By 2004, Govinda Madhava’s project had found its home. The Editorial Audit Trail’s website—accessible to BBT translators and editors as a tool for their work—will house original manuscripts, various stages of production, and careful comparisons between the earliest and latest editions of all Prabhupada’s major works.

“It will also include resources such as handwritten corrections and references that Prabhupada used, such as Sridhara Swami’s Srimad-Bhagavatam commentaries and Dr. Radhakrishnan’s Gita,” Govinda Madhava says.

“Devotees working on Srila Prabhupada’s books will be able to compare everything and understand how the editions we have now developed over the years.”

With the help of Ekanatha Dasa and Ranjit Dasa at the Bhaktivedanta Archives, Govinda Madhava has already put Bhagavad-gita As It Is and the Second Canto of Srimad-Bhagavatam online, with further cantos and Caitanya-Caritamrita on their way.

“These are accompanied by infor mation on how to understand editorial changes—who made them, when they were made, and how accurate or inaccurate they were,” Govinda Madhava says.

There are many examples of early 1960s editions containing ill-advised editing which had to be corrected later.

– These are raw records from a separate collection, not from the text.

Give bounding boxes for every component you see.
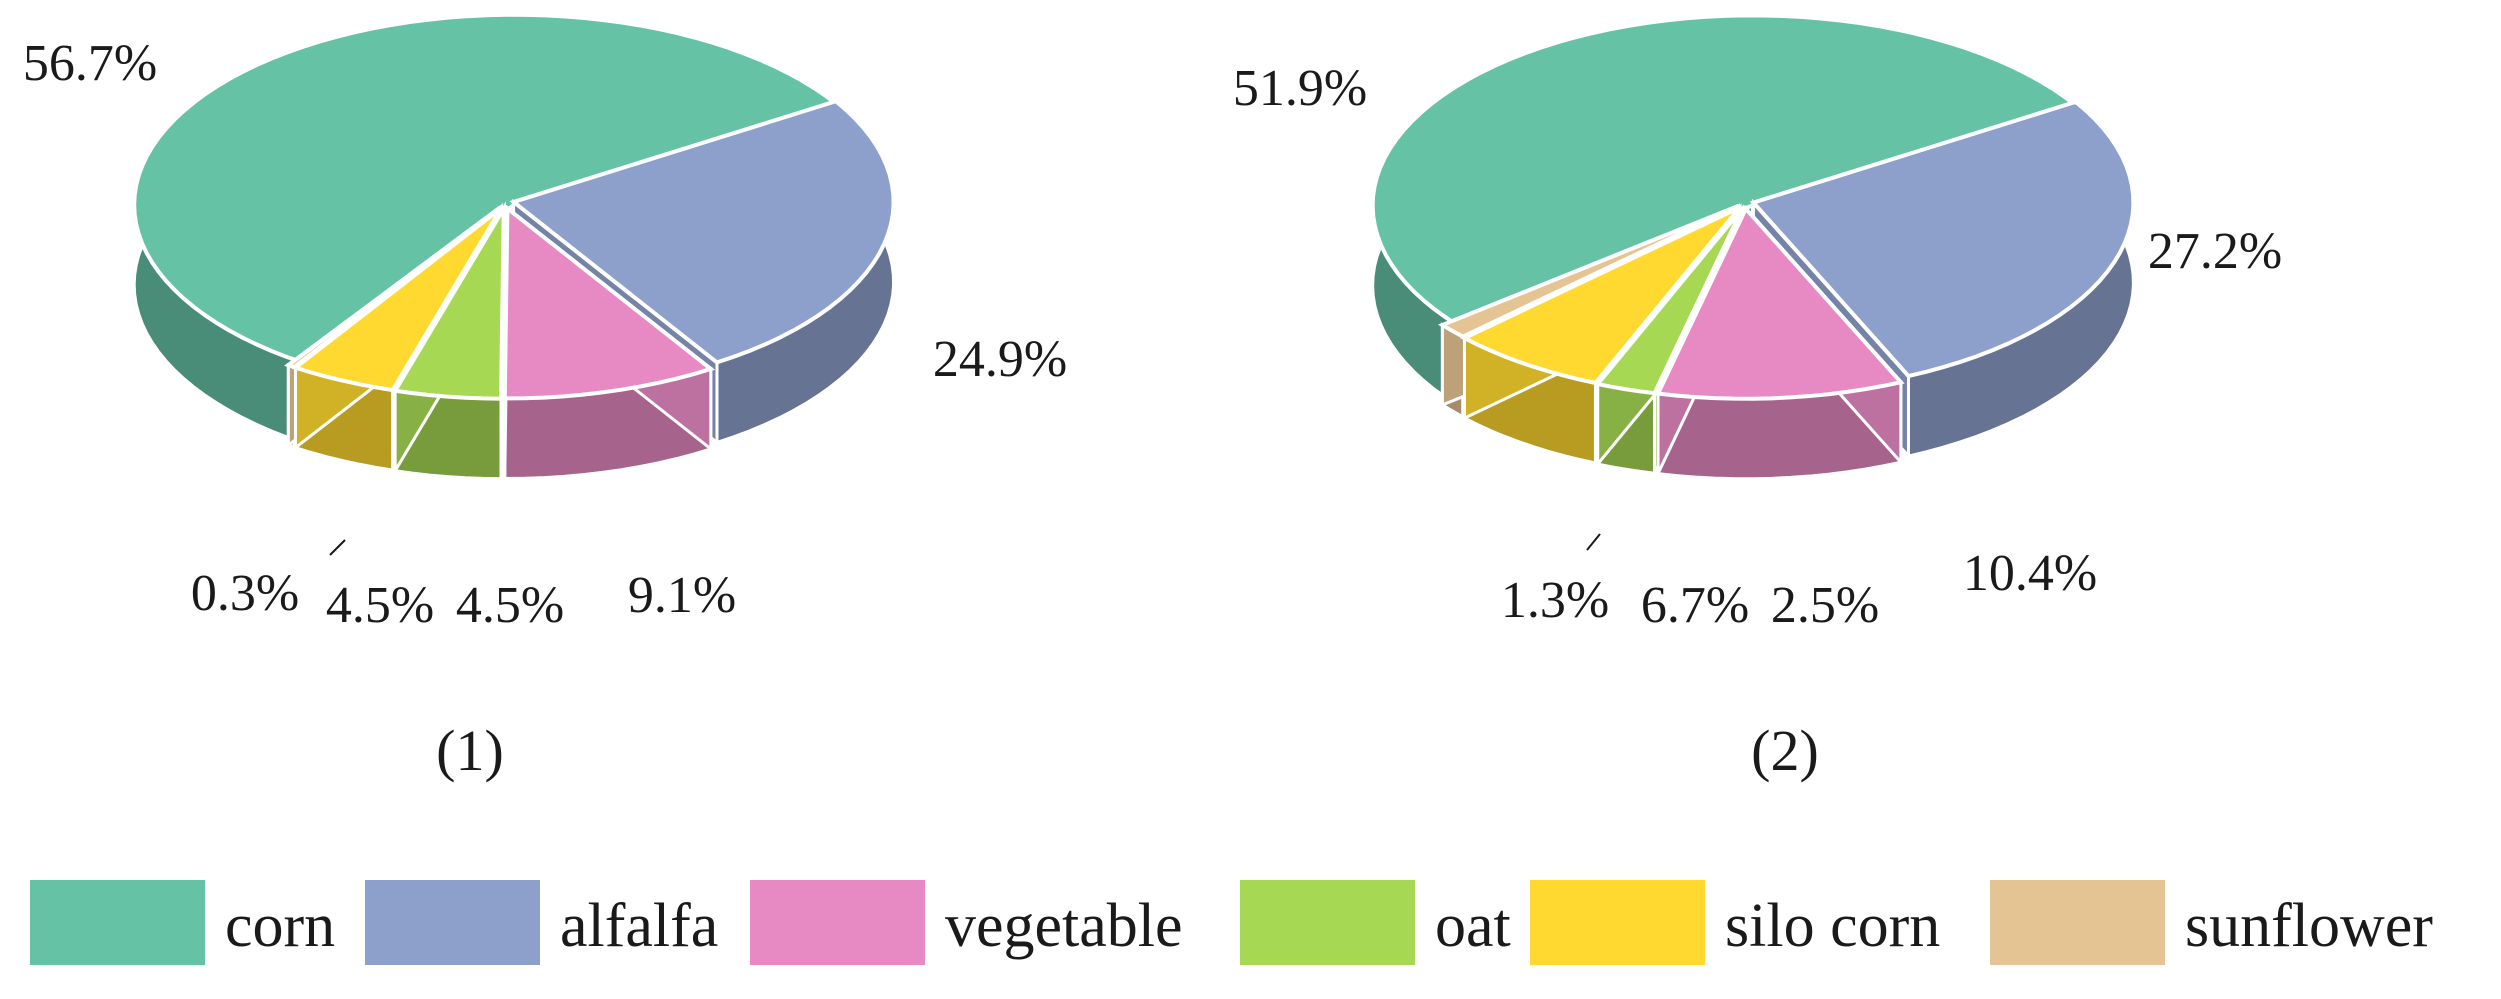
legend-swatch-silo-corn (1530, 880, 1705, 965)
slice-top-corn (1370, 13, 2080, 327)
legend-swatch-oat (1240, 880, 1415, 965)
slice-top-corn (132, 12, 841, 365)
slice-top-silo-corn (291, 206, 504, 393)
leader-line-sunflower (1586, 533, 1601, 551)
legend-label-sunflower: sunflower (2185, 892, 2433, 960)
slice-top-sunflower (1437, 203, 1740, 339)
data-label-alfalfa: 24.9% (933, 331, 1067, 388)
data-label-oat: 2.5% (1771, 577, 1879, 634)
slice-top-alfalfa (509, 99, 896, 365)
data-label-alfalfa: 27.2% (2148, 223, 2282, 280)
slice-oat (391, 201, 506, 481)
data-label-silo-corn: 4.5% (326, 577, 434, 634)
slice-top-vegetable (1655, 205, 1905, 401)
legend-label-corn: corn (225, 892, 335, 960)
data-label-corn: 51.9% (1233, 60, 1367, 117)
data-label-oat: 4.5% (456, 577, 564, 634)
legend-item-oat: oat (1240, 880, 1511, 965)
data-label-vegetable: 9.1% (628, 567, 736, 624)
legend-label-vegetable: vegetable (945, 892, 1183, 960)
pie-chart-2: 51.9% 27.2% 10.4% 2.5% 6.7% 1.3% (2) (1233, 13, 2282, 783)
legend-swatch-alfalfa (365, 880, 540, 965)
legend-label-oat: oat (1435, 892, 1511, 960)
slice-top-oat (1594, 207, 1745, 396)
slice-top-alfalfa (1749, 99, 2136, 379)
data-label-sunflower: 0.3% (191, 565, 299, 622)
legend-item-vegetable: vegetable (750, 880, 1183, 965)
slice-vegetable (1655, 204, 1905, 481)
data-label-silo-corn: 6.7% (1641, 577, 1749, 634)
legend-item-sunflower: sunflower (1990, 880, 2433, 965)
legend-swatch-vegetable (750, 880, 925, 965)
leader-line-sunflower (329, 539, 346, 556)
legend-swatch-sunflower (1990, 880, 2165, 965)
slice-top-vegetable (502, 204, 716, 401)
slice-top-silo-corn (1459, 205, 1742, 386)
legend: corn alfalfa vegetable oat silo corn sunflowe… (30, 880, 2433, 965)
legend-item-silo-corn: silo corn (1530, 880, 1940, 965)
slice-top-oat (391, 201, 506, 401)
legend-label-silo-corn: silo corn (1725, 892, 1940, 960)
data-label-corn: 56.7% (23, 35, 157, 92)
legend-label-alfalfa: alfalfa (560, 892, 718, 960)
legend-swatch-corn (30, 880, 205, 965)
slice-vegetable (502, 204, 716, 480)
pie-chart-1: 56.7% 24.9% 9.1% 4.5% 4.5% 0.3% (1) (23, 12, 1067, 783)
chart-caption: (1) (436, 718, 504, 783)
data-label-vegetable: 10.4% (1963, 545, 2097, 602)
legend-item-alfalfa: alfalfa (365, 880, 718, 965)
slice-alfalfa (1749, 98, 2136, 460)
legend-item-corn: corn (30, 880, 335, 965)
data-label-sunflower: 1.3% (1501, 572, 1609, 629)
chart-caption: (2) (1751, 718, 1819, 783)
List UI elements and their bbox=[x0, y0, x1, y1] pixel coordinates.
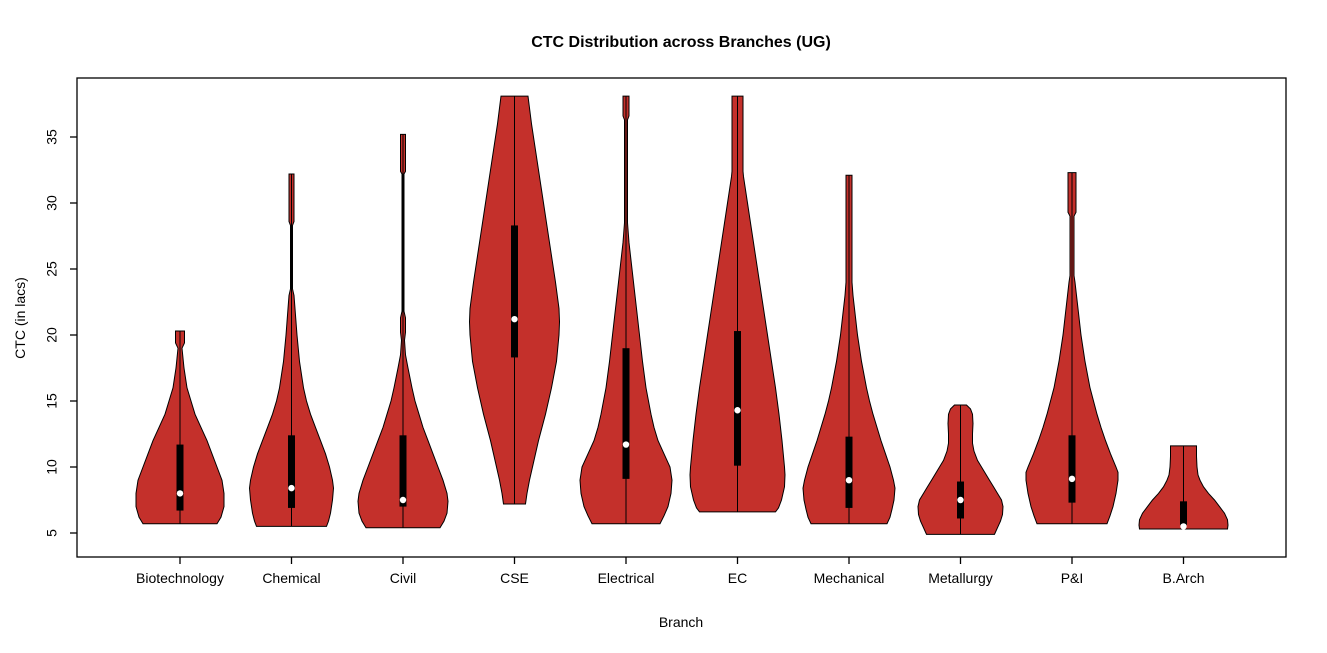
iqr-box bbox=[511, 225, 518, 358]
x-tick-label: Mechanical bbox=[814, 570, 885, 586]
chart-title: CTC Distribution across Branches (UG) bbox=[531, 34, 831, 51]
y-tick-label: 5 bbox=[44, 529, 60, 537]
median-dot bbox=[511, 315, 518, 323]
violin-b-arch bbox=[1138, 445, 1229, 530]
violin-biotechnology bbox=[135, 330, 225, 525]
iqr-box bbox=[1068, 435, 1076, 503]
x-tick-label: B.Arch bbox=[1162, 570, 1204, 586]
x-tick-label: Chemical bbox=[262, 570, 320, 586]
x-tick-label: Metallurgy bbox=[928, 570, 993, 586]
violin-cse bbox=[468, 95, 561, 505]
median-dot bbox=[957, 496, 964, 504]
violin-chemical bbox=[248, 173, 335, 527]
x-tick-label: EC bbox=[728, 570, 747, 586]
median-dot bbox=[399, 496, 407, 504]
x-axis-label: Branch bbox=[659, 614, 703, 630]
axes-group: 5 10 15 20 25 30 35 Biotechnology Chemical Civil C… bbox=[44, 129, 1205, 586]
y-tick-label: 20 bbox=[44, 327, 60, 343]
violin-mechanical bbox=[802, 174, 896, 525]
median-dot bbox=[622, 441, 630, 448]
median-dot bbox=[734, 407, 741, 414]
iqr-box bbox=[734, 331, 741, 466]
x-tick-label: P&I bbox=[1061, 570, 1084, 586]
y-tick-label: 35 bbox=[44, 129, 60, 145]
y-axis-label: CTC (in lacs) bbox=[12, 277, 28, 359]
x-tick-label: CSE bbox=[500, 570, 529, 586]
iqr-box bbox=[622, 348, 630, 479]
y-tick-label: 10 bbox=[44, 459, 60, 475]
y-axis-ticks: 5 10 15 20 25 30 35 bbox=[44, 129, 77, 537]
violin-metallurgy bbox=[917, 404, 1004, 535]
median-dot bbox=[1180, 523, 1187, 530]
median-dot bbox=[845, 477, 853, 484]
violin-p-i bbox=[1025, 172, 1119, 525]
x-tick-label: Biotechnology bbox=[136, 570, 224, 586]
y-tick-label: 25 bbox=[44, 261, 60, 277]
x-axis-ticks: Biotechnology Chemical Civil CSE Electrical E… bbox=[136, 557, 1205, 586]
iqr-box bbox=[176, 444, 184, 511]
median-dot bbox=[1068, 475, 1076, 483]
iqr-box bbox=[1180, 501, 1187, 526]
violin-ec bbox=[689, 95, 786, 513]
iqr-box bbox=[288, 435, 295, 508]
y-tick-label: 30 bbox=[44, 195, 60, 211]
iqr-box bbox=[845, 436, 853, 508]
violin-civil bbox=[357, 133, 449, 529]
median-dot bbox=[176, 490, 184, 497]
plot-frame bbox=[76, 77, 1287, 558]
x-tick-label: Electrical bbox=[598, 570, 655, 586]
x-tick-label: Civil bbox=[390, 570, 416, 586]
median-dot bbox=[288, 484, 295, 492]
y-tick-label: 15 bbox=[44, 393, 60, 409]
violin-electrical bbox=[579, 95, 673, 525]
violin-series-group bbox=[135, 95, 1229, 535]
iqr-box bbox=[399, 435, 407, 507]
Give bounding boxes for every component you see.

In Chapter Forty of the old edition of the Krishna book, “Krishna enters Mathura,” Polish translator Dhyanakunda Dasi found this sentence: “There were gorgeous orchards and gardens all around, and the whole city was encircled by cannons so that no enemy could enter very easily.”

When this didn’t make sense to her, she asked Govinda Madhava to check the passage on Prabhupada’s dictated tapes.

Sure enough, Srila Prabhupada hadn’t said “cannons,” but rather “canals.” Other errors were even wackier: When transcribing Bhagavad-gita 10.29, a typist misheard “planet of the pitris” (ancestors) and typed in the considerably more sci-fi “planet of the trees” instead.

Few of these early editors and typists were trained in Sanskrit, and they often guessed according to what little philosophy they knew or what made sense to them.

Years on, with far more experience and knowledge, the BBT is clarifying many of these unclear passages by tracing their origins back to different stages of production.

“Despite the recent attacks on the editors for making changes,” Govinda Madhava says, “it’s a fact that the BBT’s highest priority is always to bring the books closer to what Prabhupada originally meant.”

“A lot is hidden behind the printed sentence,” says Govinda Madhava, who worked as a translator himself. “And often, without background history and information to help you understand what Prabhupada wanted to say, it’s hard to reflect the mood intended in a different language.

A translator shouldn’t have to guess. If he doesn’t understand it, that means the reader has no chance.”

For now, the Audit Trail is available only to BBT staff, including editors and particularly translators.

According to BBT director Jayadvaita Swami, access to the Audit Trail may also be granted to “qualified researchers—”that is, researchers who need it for an academic or other such project, who have the necessary background or skills to know what to make of it, and who have the discretion to use it wisely.

His Holiness Tamal Krishna Goswami, for example, was given access to the complete manuscripts of Bhagavad-gita As It Is for work on his Ph. D. thesis.

For you and me, a selection of comparisons between old and new editions of the Bhagavad-gita and Srimad-Bhagavatam, with revisions explained, is currently available at www. bbt. info/information/bookrevisions.

The Editorial Audit Trail is an important project for us and for the generations after us, Govinda Madhava says.

“Prabhupada’s works have such value for ISKCON and the BBT, and are already the topic of major heated discussions,” he explains. “Those who remember how they were put together won’t be here for much longer—some, like Hayagriva, have already left us. And that’s why this project must be done immediately.

If we wait too long, future generations will not be able to understand from this material what we can understand now.”